Here is how it works. We admit students with a wide range of K-12 educational experiences. If they opted out of the SAT, or if their scores on the SAT are below the “cut scores,” they take placement tests. Some of these students end up with scores below our general education levels. They are placed in our “P” courses. P courses allow students to take a college level writing or math course with embedded remediation. This is a good effort on our part to try to get students on track, without costing them college credit and time. But there are issues.

Issue one: P courses require a lot of time and effort to complete. We reflect this in credit hours, but it is not sufficient. Students are better off taking a reduced load while in these courses, but the reduction has financial consequences. They have to stay in school longer or catch up in the summer (pay additional tuition).
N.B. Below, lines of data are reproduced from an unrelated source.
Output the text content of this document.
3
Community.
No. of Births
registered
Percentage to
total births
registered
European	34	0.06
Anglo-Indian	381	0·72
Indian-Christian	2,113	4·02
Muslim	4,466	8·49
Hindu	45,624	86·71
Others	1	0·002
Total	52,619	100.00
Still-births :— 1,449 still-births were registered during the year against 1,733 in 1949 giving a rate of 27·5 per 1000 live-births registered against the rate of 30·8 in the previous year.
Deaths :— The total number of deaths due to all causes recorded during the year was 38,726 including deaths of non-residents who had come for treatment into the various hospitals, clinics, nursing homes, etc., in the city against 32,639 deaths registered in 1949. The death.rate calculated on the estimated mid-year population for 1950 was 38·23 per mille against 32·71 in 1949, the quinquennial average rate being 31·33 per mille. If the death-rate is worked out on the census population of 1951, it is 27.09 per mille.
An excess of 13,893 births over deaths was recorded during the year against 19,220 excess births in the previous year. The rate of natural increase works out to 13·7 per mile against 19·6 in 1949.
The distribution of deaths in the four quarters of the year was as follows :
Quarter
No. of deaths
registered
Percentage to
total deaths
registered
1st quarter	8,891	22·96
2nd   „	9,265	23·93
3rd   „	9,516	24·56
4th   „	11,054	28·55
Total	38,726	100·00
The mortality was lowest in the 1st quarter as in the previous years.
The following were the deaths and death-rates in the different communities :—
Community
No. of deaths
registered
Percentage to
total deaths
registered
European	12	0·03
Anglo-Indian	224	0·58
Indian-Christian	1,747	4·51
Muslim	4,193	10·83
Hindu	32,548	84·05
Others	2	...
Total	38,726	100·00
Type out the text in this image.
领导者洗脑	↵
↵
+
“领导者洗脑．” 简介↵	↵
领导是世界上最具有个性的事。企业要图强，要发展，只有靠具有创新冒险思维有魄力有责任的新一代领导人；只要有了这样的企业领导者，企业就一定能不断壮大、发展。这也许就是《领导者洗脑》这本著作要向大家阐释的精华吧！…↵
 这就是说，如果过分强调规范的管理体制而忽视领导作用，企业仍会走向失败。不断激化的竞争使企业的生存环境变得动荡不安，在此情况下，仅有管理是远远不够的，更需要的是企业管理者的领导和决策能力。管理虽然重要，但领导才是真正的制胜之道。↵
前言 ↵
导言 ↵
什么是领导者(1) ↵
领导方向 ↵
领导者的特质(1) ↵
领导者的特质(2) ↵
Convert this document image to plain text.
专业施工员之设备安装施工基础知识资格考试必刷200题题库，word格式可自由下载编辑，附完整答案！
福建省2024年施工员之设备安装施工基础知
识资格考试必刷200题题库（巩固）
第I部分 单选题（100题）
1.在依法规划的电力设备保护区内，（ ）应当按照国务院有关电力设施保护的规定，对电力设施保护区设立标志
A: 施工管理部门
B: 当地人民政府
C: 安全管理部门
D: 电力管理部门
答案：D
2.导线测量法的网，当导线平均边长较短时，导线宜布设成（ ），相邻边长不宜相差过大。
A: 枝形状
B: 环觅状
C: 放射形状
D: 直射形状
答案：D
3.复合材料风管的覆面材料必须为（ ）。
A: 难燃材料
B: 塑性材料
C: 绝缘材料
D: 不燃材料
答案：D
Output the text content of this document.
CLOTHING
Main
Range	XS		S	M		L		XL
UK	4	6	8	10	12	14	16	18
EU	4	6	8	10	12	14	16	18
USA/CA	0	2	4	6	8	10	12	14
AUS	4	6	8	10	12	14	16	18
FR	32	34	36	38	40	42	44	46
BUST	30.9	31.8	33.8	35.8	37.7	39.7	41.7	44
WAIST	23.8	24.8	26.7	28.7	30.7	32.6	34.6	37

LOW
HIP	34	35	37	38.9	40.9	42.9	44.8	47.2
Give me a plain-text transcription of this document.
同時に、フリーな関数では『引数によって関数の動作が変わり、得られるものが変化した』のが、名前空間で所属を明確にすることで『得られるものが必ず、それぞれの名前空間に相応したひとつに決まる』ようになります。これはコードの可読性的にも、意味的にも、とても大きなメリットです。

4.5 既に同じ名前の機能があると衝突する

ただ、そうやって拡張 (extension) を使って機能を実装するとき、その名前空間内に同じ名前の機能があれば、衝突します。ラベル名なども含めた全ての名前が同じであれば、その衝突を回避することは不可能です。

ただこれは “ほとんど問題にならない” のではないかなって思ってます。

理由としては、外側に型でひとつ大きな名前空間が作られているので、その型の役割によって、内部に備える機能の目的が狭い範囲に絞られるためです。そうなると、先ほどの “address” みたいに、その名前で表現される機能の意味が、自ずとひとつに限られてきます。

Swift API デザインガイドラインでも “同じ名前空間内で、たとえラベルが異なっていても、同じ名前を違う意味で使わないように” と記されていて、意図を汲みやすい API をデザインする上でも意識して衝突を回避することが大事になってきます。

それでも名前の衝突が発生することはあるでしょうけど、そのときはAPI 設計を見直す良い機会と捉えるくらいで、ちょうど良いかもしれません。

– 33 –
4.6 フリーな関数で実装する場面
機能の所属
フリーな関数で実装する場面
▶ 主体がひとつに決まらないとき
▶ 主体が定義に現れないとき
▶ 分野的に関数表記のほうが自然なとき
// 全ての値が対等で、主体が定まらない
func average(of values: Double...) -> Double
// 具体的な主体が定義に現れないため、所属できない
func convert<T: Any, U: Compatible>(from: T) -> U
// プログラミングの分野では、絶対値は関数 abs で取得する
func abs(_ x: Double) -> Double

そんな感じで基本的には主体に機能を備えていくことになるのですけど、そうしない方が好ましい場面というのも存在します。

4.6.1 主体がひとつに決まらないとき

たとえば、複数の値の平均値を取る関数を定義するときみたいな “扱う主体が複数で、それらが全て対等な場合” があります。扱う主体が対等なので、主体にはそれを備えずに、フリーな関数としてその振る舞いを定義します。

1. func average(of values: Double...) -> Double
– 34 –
Issue two: Students who place into P courses, are effectively blocked from starting majors in STEM, Education, and Nursing (all very popular among our first generation college students). This means staying in school longer (paying additional tuition).

Issue three: For the neediest students in Connecticut, Pell Grants cover tuition and fees at state schools (more or less). They do not cover the cost of living. Students who need P courses are frequently in that neediest category and are likely to need to work a lot while in college. Therefore, they will not have sufficient time to do well in the P courses and frequently withdraw and try again. This means staying in school longer (paying additional tuition).

So, my proposal is simple: Students who graduate from any public school in CT and need remediation in college, will be given their first year of education at a public college or university for free. This will allow students to save their Pell or student loan money for the other four years. It will allow them to take a reduced load if they need to work. It will stop charging the neediest students extra to attend college.

One more thing: CT has recently adopted the “last dollar” free tuition model for our community college system. Good, but notice that it is last dollar. This still asks these same students to use their grants for remedial education. It also keeps them from having a university option, which is problematic at best. It is not sufficient to achieve equity. My proposal stands.

*Ibram X. Kendi, How to Be an Antiracist, 2019.